How to Prevent Bovine Viral Diarrhea in Cows

Prevention starts with one core idea: keep PI animals out of the herd and protect pregnant cattle from exposure. Cornell's BVD control procedures recommend testing purchased animals for PI status, culling PI animals and their offspring, and using a structured vaccination program. Closed-herd practices, quarantine for incoming or returning cattle, and clean transport and equipment also matter.

Vaccination is helpful, but it is not a stand-alone fix. Your vet may recommend a modified-live or killed BVD vaccine program based on breeding status, age, and herd management. Timing matters because breeding animals need protection before pregnancy, and modified-live products are not appropriate in every situation.
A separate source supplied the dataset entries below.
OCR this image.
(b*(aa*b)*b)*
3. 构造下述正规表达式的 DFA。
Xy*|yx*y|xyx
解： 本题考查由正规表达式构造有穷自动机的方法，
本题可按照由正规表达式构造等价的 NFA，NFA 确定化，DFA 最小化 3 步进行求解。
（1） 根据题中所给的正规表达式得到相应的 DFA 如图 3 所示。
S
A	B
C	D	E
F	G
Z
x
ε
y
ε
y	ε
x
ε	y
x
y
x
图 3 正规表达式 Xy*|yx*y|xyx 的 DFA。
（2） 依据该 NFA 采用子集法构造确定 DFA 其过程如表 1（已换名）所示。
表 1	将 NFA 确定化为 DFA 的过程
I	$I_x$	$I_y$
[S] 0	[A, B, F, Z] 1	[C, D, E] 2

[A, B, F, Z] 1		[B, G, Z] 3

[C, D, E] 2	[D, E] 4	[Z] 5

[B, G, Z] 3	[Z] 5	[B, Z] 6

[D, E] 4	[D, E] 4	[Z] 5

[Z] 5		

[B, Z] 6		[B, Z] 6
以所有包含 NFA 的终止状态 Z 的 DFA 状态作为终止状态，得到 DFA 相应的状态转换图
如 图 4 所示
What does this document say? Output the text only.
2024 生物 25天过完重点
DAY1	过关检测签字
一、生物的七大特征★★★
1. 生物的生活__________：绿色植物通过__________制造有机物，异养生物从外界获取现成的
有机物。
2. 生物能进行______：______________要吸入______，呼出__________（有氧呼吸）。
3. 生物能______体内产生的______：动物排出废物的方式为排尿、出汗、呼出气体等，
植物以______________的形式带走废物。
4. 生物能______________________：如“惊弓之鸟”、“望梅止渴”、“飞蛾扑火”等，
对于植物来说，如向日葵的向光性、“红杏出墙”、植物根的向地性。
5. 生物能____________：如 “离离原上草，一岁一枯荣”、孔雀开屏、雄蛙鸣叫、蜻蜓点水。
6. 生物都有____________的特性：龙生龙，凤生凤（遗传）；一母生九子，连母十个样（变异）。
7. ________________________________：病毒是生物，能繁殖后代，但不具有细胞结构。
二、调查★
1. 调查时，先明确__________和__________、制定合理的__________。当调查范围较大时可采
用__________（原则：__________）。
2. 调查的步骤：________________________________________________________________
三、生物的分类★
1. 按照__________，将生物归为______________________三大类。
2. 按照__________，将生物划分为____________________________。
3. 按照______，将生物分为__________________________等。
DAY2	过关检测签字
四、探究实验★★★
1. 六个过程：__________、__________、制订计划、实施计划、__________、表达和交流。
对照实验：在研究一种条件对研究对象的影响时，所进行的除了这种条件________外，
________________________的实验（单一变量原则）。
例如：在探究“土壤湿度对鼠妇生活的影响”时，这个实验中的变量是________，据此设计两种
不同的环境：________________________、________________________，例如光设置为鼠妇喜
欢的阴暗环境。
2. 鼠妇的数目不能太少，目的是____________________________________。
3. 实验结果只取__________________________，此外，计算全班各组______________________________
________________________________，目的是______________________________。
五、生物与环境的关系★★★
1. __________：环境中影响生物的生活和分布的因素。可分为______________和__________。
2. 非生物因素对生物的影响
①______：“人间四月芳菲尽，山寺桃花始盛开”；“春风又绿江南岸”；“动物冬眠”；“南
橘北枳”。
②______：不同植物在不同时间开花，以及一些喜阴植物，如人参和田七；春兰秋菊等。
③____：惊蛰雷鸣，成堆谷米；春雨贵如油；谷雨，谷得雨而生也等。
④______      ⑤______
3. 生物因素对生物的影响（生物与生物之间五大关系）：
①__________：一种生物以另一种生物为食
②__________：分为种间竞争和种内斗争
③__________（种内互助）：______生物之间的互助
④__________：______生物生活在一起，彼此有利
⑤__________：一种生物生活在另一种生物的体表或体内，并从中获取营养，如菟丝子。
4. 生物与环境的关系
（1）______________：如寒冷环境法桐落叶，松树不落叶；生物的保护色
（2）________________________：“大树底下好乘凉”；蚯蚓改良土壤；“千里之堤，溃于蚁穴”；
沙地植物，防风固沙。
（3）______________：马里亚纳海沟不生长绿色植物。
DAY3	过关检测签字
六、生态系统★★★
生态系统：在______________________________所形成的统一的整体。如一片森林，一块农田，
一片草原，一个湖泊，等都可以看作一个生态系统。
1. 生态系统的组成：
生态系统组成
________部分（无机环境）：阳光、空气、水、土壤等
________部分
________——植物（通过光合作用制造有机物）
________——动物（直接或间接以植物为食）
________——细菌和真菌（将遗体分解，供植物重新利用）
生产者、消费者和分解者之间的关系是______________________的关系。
Testing strategy is where many herds gain control. Ear-notch screening of calves, replacements, or purchased animals can identify PI cattle before they spread virus. Some herds also use pooled testing approaches to lower the cost range of surveillance, then follow up positives with individual testing.

Work with your vet on a written herd plan that covers vaccination, testing, quarantine, breeding management, and what to do if a positive animal is found. BVD prevention is usually most successful when it is treated as a herd systems issue, not only a sick-calf problem.